I flicked past the ones with her in outfits—everything from French maid to English riding costume—and the nudes, which were all posed as if she was sitting for an artist’s portrait. It was the close-ups that sealed the deal. Those icy topaz eyes hadn’t changed at all.
“Yeah, I know her,” I said.
B eryl Eunice Preston had just turned thirteen when she disappeared from her parents’ mansion in one of Westchester’s Old Money enclaves. It was her father who came to see me, back when I had an office carved out of what was once crawlspace at the top of a building in what the real-estate hucksters had just started to call “Tribeca.” I lived in that office, in a little apartment concealed behind a fake Persian rug that looked like it covered a solid wall.
Where I lived may have been the top floor, but it was so far underground it made the subway look like a penthouse. The Mole fixed it so I could pirate my electricity from the trust-fund hippies who lived below me. I used their phone, too…but only for outgoing. So long as I made my calls before noon, there was no chance any of them would catch wise. They were on the Manhattan Marijuana Diet—no coherency allowed before lunch.
The narrow stairway that led to my place was on the other side of the building from the regular entrance, and I kept my car stashed in a former loading-bay slot that was concealed from the outside by a rusted metal door.

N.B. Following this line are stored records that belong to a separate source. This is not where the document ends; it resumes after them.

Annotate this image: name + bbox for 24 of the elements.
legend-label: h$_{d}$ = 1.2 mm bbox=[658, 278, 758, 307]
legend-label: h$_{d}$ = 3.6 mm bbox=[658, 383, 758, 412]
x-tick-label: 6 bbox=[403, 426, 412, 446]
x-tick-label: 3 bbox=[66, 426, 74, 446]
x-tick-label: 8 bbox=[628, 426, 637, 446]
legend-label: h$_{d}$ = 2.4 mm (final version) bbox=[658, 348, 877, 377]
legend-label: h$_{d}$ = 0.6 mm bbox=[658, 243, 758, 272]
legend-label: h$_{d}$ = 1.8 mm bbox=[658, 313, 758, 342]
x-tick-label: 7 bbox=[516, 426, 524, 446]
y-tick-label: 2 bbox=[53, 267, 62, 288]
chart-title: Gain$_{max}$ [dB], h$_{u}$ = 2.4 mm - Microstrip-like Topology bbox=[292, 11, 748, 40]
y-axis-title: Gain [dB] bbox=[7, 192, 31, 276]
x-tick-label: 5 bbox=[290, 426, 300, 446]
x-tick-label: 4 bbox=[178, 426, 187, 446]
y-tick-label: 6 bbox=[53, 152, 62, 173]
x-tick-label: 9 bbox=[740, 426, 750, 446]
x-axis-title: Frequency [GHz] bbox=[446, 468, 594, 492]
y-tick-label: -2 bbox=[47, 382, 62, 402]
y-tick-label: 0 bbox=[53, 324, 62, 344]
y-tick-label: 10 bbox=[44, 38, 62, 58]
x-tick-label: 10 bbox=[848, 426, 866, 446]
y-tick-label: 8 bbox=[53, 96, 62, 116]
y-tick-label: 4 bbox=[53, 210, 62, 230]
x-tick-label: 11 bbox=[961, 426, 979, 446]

That was back when I worked as an off-the-books investigator. I could go places a licensed PI wouldn’t even know existed, and I found all kinds of things during my travels. One thing I stumbled across had been an address for the building owner’s son, a professional rat who was doing very nicely for himself in the Witness Protection Program. The little scumbag had a federal license to steal—he cheated everyone he dealt with, then turned them all over to the law, and got to keep the money, like a tip for a job well done. I found more than just his address, too. I had his whole ID trail…and a real clear photo of the new face the Law bought for him.
Hard to put a price on something like that, but the landlord agreed that making a few minor structural changes to his building would be a fair trade. He didn’t charge me rent, but it wasn’t like he was losing money on the deal.
Pansy lived with me then. We would have stayed in that place forever, but the landlord’s son eventually got exposed, and the stupid bastard blamed me for it—as if I’d queer a sweet deal like I had just for the pleasure of playing good citizen.
So the landlord had called the cops, said he had just discovered the top of his building was being illegally occupied by some Arabs. I wasn’t there when the SWAT guys hit the building, but they tranq’ed Pansy and took her away. They could have killed her, but they were afraid to just blast through the door, so they sent for the Animal Control guys.
Pansy was as unlicensed as I was, and I knew what happened to unclaimed animals. We had to jail-break her out of that “shelter” they were holding her in.
After that, I called that landlord. Told him he’d made a mistake. Two of them, in fact. One stupid, one fatal.
“I ’m…not comfortable, doing this,” Beryl’s father had said to me the first time we met, his thin, patrician face magnifying that message.
“You didn’t find me in the Yellow Pages,” I told him. “And you must have already been to guys with much better furnishings.”
“I don’t want the police….”
“I don’t want them, either.”
“Yes. I understand you’ve had some…”
“It’s your money,” I said, referring to the five hundred-dollar bills he had put on my battered excuse for a desk as soon as he walked in. “It buys you an hour, like we agreed on the phone. You want to spend it tap-dancing around me having a record, that’s up to you.”
He clasped his hands, as if seeking guidance. Pansy made a barely audible sound deep in her throat. I lit a cigarette.
“My daughter’s run away,” he finally said.
“How do you know?”
“What…what do you mean by that?”
“You said ‘run away,’ not ‘disappeared.’ What makes you so sure?”